Three years after NIST’s Laser Cooling and Trapping Group made headlines for the first observation of “persistent flow” – frictionless, superfluid motion – of atoms in an ultracold atomic gas, a new set of group members has set a new record.
They succeeded in keeping a population of sodium atoms rotating around in a toroidal (donut-shaped) trap for 40 seconds. That’s four times the duration of the original 2007 results, and an extremely long time for a quantum-mechanical effect of this sort.
“In our previous setup, technical noise caused the flow to decay,” says JQI Fellow Gretchen Campbell,who took over the project from departing Fellow Kris Helmerson. “However, in our new setup the current lasts for as long as the atoms’ condition remains the same. It is truly persistent.”
The work is part of a long-term effort to determine the extent to which configurations such as the toroidal superfluid can function like, or provide insight into the behavior of, superconducting quantum interference devices. SQUIDs, as they are known, are capable of detecting vanishingly faint magnetic fields, and constitute a rare instance of quantum effects that are visible in large objects.
To obtain the new results, Campbell, JQI Fellow Bill Phillips and colleagues cooled sodium atoms to about 50 nanokelvin (50 billionths of a degree above absolute zero). In that condition, the atoms coalesce into a Bose-Einstein condensate (BEC) in which all of them occupy the same quantum state.
The ultracold cloud, approximately 60 micrometers wide, is virtually motionless; so to propel the atoms into rotation, the scientists employ a peculiar kind of laser light called a Laguerre-Gauss (L-G) beam. [See Figure 1.]

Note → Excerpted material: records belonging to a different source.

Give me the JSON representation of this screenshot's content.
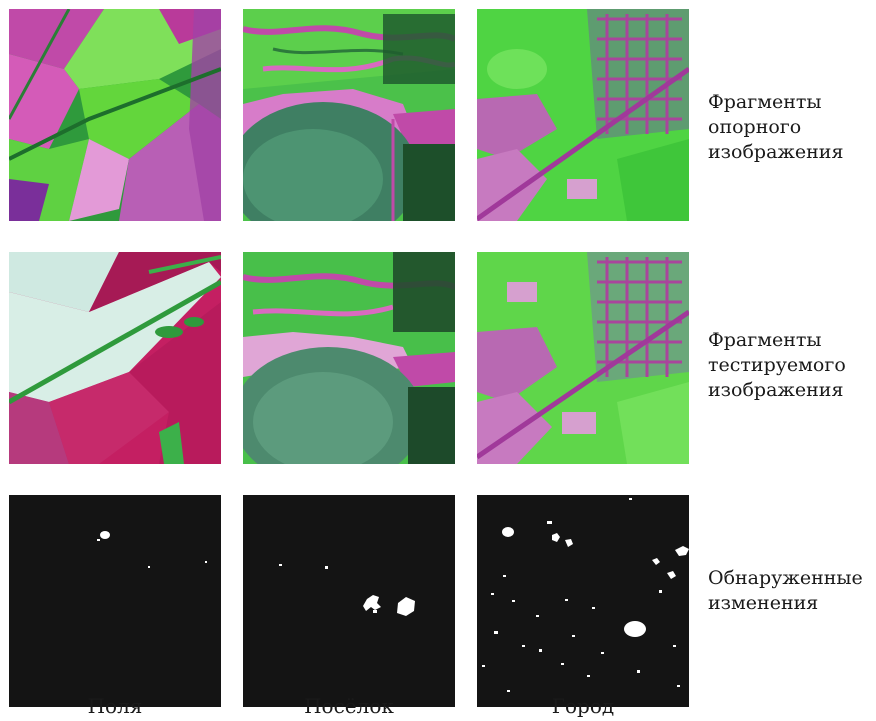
{
  "row_labels": [
    {
      "line1": "Фрагменты",
      "line2": "опорного",
      "line3": "изображения"
    },
    {
      "line1": "Фрагменты",
      "line2": "тестируемого",
      "line3": "изображения"
    },
    {
      "line1": "Обнаруженные",
      "line2": "изменения"
    }
  ],
  "column_labels": [
    "Поля",
    "Посёлок",
    "Город"
  ],
  "colors": {
    "vegetation_green": "#3fd13a",
    "bright_green": "#7fe05a",
    "dark_green": "#1f5c2e",
    "magenta": "#c04aa8",
    "light_magenta": "#e2a6d8",
    "crimson": "#c41f62",
    "pale_cyan": "#cfe9e1",
    "water_green": "#3f7f63",
    "change_mask_background": "#141414",
    "change_pixels": "#ffffff"
  }
}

All photons have momentum of some sort, and an L-G beam has both linear momentum and angular momentum. “When the atoms absorb a photon from the beam, they are left with both the angular momentum and the linear momentum,” Campbell explains. “Since at the end of the day we only want to leave the condensate with angular momentum, we use a two-photon process, with one Laguerre-Gauss beam and one normal or Gaussian (G) beam.
“We tune these two beams to be resonant with a transition to a different internal state in the sodium atoms. So the condensate first absorbs a photon from the LG beam and then emits a photon into the G beam, losing the linear momentum and leaving it with only the angular momentum.”
After creating the rotation, the atoms are releasedfrom the toroidal shaped trap and allowed to expand. If the atoms are rotating, then the angular momentum prevents the hole from closing, leaving the inside practically free of atoms much as a hurricane develops a clear “eye.” It is this shape that is the diagnostic signature of the toroidal flow.
To confirm and demonstrate that their BEC was actually rotating, the scientists -- including Research Associates Kevin Wright and Sergio Muniz, and Graduate Assistant Anand Ramanathan -- took pictures of sodium BECs both with and without the L-G beams applied.
“Time of flight” images taken 15 milliseconds after the trap was turned off and the atoms began to fly apart clearly showed the telltale torus shape in the L-G BEC (left in Figure 2) but not in the G BEC (right in Figure 2).
“In previous experiments, to create the ring trap, a high-energy green laser beam was used to poke a hole through our magnetically trapped condensate,” says Campbell. “Although it was quite a challenge to create a smooth ring trap using all-optical means, our new success means we’re now ready to start exploring the effects of barriers on our persistent current.”